- How sustainable are the ECB and the People’s Bank of China?
- Huawei plans to attract international employees
- More hukou rights for migrant workers
- CIA shifts focus to China
- Huawei researches innovation in Finland
- Rising demand for lithium
- Facebook whistleblower reports surveillance of Uighurs
- AsiaBerlin Summit schedule for Friday
- Opinion: Johnny Erling on Xi Jinping’s favorite political color
It is the same old problem: Both ECB chief Christine Lagarde and her Chinese counterpart Yi Gang of the People’s Bank of China are well aware of the central banks’ responsibility in the fight against climate change. Nico Beckert takes a closer look at the roadmaps of the ECB and the PBoC to help shape a green economic transition. China’s central bank is able to work more closely with the state on climate protection than Western central banks. But the PBoC also serves Beijing’s economic goals, pouring billions into the coal industry. The ECB, on the other hand, faces a different predicament: It lacks democratic legitimacy and is hardly allowed to act independently on climate policy.

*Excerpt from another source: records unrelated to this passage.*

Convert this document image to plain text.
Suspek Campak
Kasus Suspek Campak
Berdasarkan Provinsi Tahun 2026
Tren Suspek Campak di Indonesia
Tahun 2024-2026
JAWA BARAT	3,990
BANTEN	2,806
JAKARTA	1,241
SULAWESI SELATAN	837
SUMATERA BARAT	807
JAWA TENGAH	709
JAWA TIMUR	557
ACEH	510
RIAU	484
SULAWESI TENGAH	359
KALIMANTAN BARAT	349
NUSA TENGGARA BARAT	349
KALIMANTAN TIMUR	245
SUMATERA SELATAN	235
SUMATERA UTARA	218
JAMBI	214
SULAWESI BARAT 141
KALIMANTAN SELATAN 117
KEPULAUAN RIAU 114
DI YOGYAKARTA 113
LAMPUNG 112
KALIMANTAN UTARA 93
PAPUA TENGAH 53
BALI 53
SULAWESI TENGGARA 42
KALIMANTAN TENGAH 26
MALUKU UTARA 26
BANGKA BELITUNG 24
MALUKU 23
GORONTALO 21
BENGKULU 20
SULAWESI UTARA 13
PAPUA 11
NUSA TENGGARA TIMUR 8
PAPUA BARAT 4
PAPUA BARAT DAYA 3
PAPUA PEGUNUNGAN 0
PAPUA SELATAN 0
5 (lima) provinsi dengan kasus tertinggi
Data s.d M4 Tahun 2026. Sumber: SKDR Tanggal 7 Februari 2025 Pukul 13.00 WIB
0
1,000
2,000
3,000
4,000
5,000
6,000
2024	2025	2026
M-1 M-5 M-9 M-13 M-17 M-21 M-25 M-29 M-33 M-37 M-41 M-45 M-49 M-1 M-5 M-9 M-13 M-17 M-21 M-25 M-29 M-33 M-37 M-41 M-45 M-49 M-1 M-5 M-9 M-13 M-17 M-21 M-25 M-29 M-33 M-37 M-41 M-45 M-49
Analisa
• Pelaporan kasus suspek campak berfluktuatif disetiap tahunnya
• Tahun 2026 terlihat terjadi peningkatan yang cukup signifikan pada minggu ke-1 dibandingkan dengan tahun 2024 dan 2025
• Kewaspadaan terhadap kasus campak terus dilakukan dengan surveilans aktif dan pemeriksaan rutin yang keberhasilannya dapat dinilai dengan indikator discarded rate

Huawei’s founder Ren Zhengfei wants to recruit more foreign talent to set tomorrow’s standards in new business areas such as household appliances, wearables, and industrial machinery. Frank Sieren analyzed an internal memo from Huawei to find out more about what the CEO is planning for a campus near Shanghai to make foreign top executives feel right at home.
The whole country is currently trimmed to red during the Golden Week holidays. Flags on every street corner, red flower decorations everywhere. On the occasion of the national holiday, state and party leader Xi Jinping gave a speech to his Politburo. And it is just as red-tinged: from red culture, red successors, red resources, red monuments, red ideals, red genes to the red nation. In his column, Johnny Erling explains why Xi did not title his first anthology the “Red Xi Bible”, but “Learn from Xi’s Golden Sentences” instead.
Have a great golden Autumn weekend!
Central banks in a bind over the climate crisis
The next world climate conference in Glasgow at the beginning of November is drawing ever closer. In a recent study, the United Nations stressed that “the world is on a catastrophic path” to “2.7 degrees of warming,” and finance plays a pivotal role.
The world’s largest banks have continued to invest billions in fossil fuels or supported investment in the sector through underwriting, even after the Paris climate agreement was passed. And these investments are a threat to the stability of the financial system. That’s why the climate crisis is also an issue for central banks. European Central Bank (ECB) chief Christine Lagarde called climate change “the biggest challenge that is addressed to us.” Climate change affects the ECB’s “primary objective of price stability“, the Frenchwoman said.
Her Chinese counterpart Yi Gang of the People’s Bank of China (PBoC) urges that “we must evaluate the potential impact of climate change on financial stability.” The timeframe for the People’s Republic to achieve carbon neutrality is shorter than that of the EU or the US, Yi said. “The time is shorter and the curve is much steeper for China. It means our financial institutions are faced with grave risks and should begin their green transition right away,” the PBoC chief warned. This is because the longer Chinese banks lend to fossil fuel industries, the greater the risk that companies will be unable to repay these loans when climate policies make their fossil fuel business model unsustainable in the future.